Member of the New Jersey Senate
- In office January 12, 1954 – January 9, 1968
- Preceded by: David Young III
- Succeeded by: Harry L. Sears Joseph J. Maraziti
- Constituency: Morris County (1954–1966) District 10 (at-large) (1966–1968)

Member of the New Jersey General Assembly from the Morris district
- In office January 14, 1947 – January 12, 1954

Personal details
- Born: June 16, 1904 Boonton, New Jersey
- Died: December 1, 1991 (aged 87) Denville Township, New Jersey
- Party: Republican

= Thomas J. Hillery =

American politician

Thomas J. Hillery Jr. (June 16, 1904 – December 1, 1991) was an American politician who served in the New Jersey General Assembly from 1947 to 1954 and in the New Jersey Senate from 1954 to 1968.

== Early life and education ==
Thomas J. Hillery Jr. was born on June 16, 1904, in Boonton, New Jersey to Thomas J. Hillery Sr. and Rose Hillery (née Mahoney), an artist. At the time, his father was a member of the New Jersey General Assembly, serving as one of two representatives from Morris County, and he was elected to represent the county in the New Jersey Senate that year. Thomas Sr. served in the Senate from 1905 until 1909 and served as Senate president in 1908 and served briefly as acting governor. Thomas Sr. was killed in an automobile accident in 1920.

His brother, Eugene, later became a county judge.

In 1961, he received an honorary Doctor of Laws degree from Seton Hall University alongside Sargent Shriver.

== Business career ==
In 1959, Hillery was the president of the George Bender Corporation, a manufacturer of metallic powders for decorative purposes, in Boonton.

== Political career ==
Prior to his election to the legislature, Hillery served as mayor of Boonton.

=== New Jersey General Assembly ===
Hillery was elected to the New Jersey General Assembly in 1946 and re-elected in 1947, 1949, and 1951.

In 1952, Hillery introduced an unsuccessful bill to require compulsory local referendums on slum clearance, urban development, and public housing projects. The bill was opposed by Newark mayor Ralph Villani, who called it a threat to urban renewal programs under the landmark federal Housing Act of 1949 and "a device that would pave the way for the real estate lobby to defeat any attempt by our cities to ride themselves of blighted and slum areas and to provide housing within the means of those who are not wealthy." The bill was also opposed by most of the state labor movement, who saw it as a threat to public contracts. The opposition was led by the state Building and Construction Trades Council, whose president Sal Maso tied it to a national movement by the "real estate lobby" to eliminate public housing. It was supported by the New Jersey Lumbermen's Association, an organization of lumber dealers, who called for similar legislation at the national level.

=== New Jersey Senate ===
In February 1953, Hillery announced his candidacy for New Jersey Senate. The incumbent Republican, David Young III of Towaco, announced two weeks later that he would not run for re-election. Hillery won the seat in the 1953 elections and was re-elected in 1957, 1961, and 1965. He was majority leader of the Senate in 1960 and president in 1967, during which time he also served as acting governor.

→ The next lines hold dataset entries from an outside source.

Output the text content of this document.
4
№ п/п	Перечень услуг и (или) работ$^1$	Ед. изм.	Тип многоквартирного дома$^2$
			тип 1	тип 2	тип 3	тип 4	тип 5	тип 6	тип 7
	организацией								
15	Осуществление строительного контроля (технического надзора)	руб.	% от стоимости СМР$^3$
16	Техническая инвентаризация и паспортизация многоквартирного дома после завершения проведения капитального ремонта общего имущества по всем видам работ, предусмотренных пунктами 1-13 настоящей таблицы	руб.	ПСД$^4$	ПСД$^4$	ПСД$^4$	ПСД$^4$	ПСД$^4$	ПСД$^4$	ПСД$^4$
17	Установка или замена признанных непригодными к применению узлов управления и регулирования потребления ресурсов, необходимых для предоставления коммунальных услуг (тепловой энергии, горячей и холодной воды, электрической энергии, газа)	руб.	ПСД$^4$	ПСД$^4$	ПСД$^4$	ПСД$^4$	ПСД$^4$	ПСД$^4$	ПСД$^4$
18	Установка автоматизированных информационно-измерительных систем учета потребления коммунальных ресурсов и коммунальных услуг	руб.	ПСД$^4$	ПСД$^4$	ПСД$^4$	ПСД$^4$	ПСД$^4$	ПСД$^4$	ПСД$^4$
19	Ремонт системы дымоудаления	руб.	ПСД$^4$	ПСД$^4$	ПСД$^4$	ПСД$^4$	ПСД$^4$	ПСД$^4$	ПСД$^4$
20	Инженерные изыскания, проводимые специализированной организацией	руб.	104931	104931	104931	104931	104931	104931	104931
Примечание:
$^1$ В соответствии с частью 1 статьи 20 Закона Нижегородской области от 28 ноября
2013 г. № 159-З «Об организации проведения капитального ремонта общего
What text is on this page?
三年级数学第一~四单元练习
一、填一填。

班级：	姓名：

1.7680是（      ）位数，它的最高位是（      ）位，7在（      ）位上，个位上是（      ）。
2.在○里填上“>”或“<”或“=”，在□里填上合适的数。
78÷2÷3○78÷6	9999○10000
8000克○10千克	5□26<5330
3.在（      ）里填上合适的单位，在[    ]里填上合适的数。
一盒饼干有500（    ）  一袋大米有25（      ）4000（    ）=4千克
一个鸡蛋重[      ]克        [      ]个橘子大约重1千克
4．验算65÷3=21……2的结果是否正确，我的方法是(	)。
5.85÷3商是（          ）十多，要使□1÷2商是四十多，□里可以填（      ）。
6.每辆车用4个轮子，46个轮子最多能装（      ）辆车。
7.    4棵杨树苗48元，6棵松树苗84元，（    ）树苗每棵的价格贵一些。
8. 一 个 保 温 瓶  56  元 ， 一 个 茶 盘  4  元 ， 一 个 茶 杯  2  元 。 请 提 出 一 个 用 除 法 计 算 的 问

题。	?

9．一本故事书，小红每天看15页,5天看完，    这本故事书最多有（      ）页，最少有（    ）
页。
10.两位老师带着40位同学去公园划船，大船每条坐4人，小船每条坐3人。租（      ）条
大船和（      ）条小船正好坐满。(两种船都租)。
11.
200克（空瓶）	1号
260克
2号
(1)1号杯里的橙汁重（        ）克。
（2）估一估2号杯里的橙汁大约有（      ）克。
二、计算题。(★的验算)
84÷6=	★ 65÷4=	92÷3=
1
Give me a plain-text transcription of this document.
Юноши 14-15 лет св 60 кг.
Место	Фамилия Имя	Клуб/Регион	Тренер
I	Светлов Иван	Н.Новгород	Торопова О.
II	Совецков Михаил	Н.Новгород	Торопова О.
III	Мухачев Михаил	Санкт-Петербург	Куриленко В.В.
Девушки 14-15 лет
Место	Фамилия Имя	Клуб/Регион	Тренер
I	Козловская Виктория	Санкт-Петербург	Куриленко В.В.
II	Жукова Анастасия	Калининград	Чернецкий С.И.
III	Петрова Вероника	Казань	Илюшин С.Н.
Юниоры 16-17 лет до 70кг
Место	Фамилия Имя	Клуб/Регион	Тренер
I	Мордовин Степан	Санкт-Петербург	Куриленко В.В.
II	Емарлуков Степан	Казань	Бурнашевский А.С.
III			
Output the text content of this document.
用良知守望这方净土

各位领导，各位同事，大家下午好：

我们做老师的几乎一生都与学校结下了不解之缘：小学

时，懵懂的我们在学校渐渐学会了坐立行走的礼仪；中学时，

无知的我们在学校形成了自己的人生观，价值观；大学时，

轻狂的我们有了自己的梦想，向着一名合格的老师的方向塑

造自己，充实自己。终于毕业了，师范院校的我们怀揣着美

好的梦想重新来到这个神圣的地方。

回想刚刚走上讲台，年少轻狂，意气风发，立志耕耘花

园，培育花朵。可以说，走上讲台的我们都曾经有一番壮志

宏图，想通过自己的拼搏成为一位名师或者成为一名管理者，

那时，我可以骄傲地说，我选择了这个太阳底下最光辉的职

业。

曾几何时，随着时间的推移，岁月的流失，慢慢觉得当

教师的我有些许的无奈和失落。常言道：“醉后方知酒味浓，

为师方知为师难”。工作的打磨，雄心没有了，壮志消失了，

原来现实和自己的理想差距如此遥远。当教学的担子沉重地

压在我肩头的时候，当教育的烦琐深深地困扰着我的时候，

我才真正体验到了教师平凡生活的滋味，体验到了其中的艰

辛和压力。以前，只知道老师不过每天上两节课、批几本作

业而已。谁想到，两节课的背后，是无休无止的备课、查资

As senator, Hillery sponsored the New Jersey College Scholarship Act, expanding access to higher education for thousands of New Jersey students.

In 1961, while serving as acting governor with Robert B. Meyner out of the state, Hillery drew criticism from local residents for his failure to sign a bill which he had authored in the Senate barring the construction of a jetport in Morris County. A group of Morris County residents led by board of freeholders director Norman J. Griffiths traveled to Trenton to demonstrate in support of the bill.

During his final two years in office from 1966 to 1968, he also represented Sussex County alongside Milton Woolfenden, following the reapportionment of the Senate under a new mixed, multi-member district system. In 1967, the district was redrawn to exclude Sussex and two assemblymen, Harry L. Sears and Joseph J. Maraziti, and LeRoy Arlington Waite, a physician, ran in the primary to succeed Woolfenden. Hillery ultimately finished third in the primary behind Sears and Maraziti, losing his seat.

== Personal life and death ==
Hillery was a lifelong bachelor. He enjoyed painting landscapes with oils and watercolors from a very young age. In 1959, thirty-eight of his paintings, including depictions of the Place Vendôme and the Giralda from his travels to Europe, were exhibited at the New Jersey State Museum.

Hillery died of cardiac arrest on December 1, 1991, in Denville Township, New Jersey at age 87.